東本願寺(真宗大谷派本山、京都市下京区)は3月2日、重要文化財(重文)になっている境内の邸宅「内事」を初めて一般公開する。鉄筋コンクリート造住宅の最初期の例といわれ、「関西建築界の父」として知られる建築家の武田五一が大正時代に設計した和洋折衷デザインの洋館などが披露される。
内事は「洋館」のほか、和風住宅の「日本館」「鶴の間」の3棟で構成し、真宗大谷派の宗主や次期宗主の居住空間となる二世帯住宅や事務機能を兼ね備える。設計は京都大建築学科を創設し、同大学時計台などを手がけた武田が担い、1923(大正12)年に完成し、2023年に重文になった。

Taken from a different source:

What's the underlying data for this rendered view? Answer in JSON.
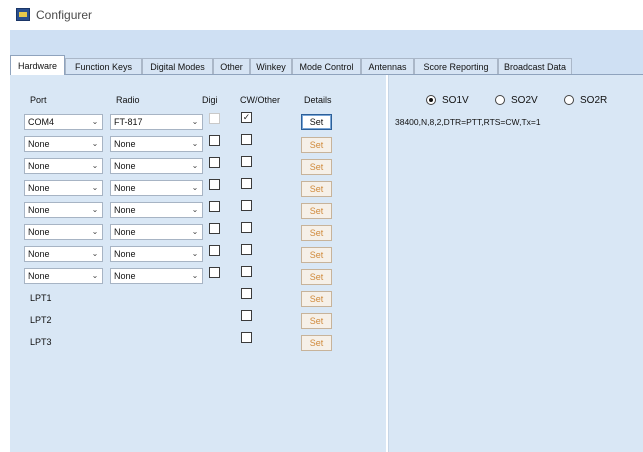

2月28日にあった報道向けの内覧会では、宗派の職員が建物の特徴を解説した。洋館(一部3階建て)では、直線や四角形の意匠を外壁や柱に施した当時流行したセセッション式の造形や、帝国ホテルなどを残した近代建築の巨匠フランク・ロイド・ライトの影響も見られると指摘。日本館と鶴の間では、木造ながらステンドグラスを装飾に取り入れ、和洋折衷の趣を随所に感じさせるという。
同派の藤宗智秋財務部次長は「東本願寺が近代化していく過程を伝える大切な建物を公開できたことは良かった」と話していた。
一般公開は明治時代以降の近現代建築を一斉に公開する「京都モダン建築祭」のアフタープログラムとして催される。受付終了。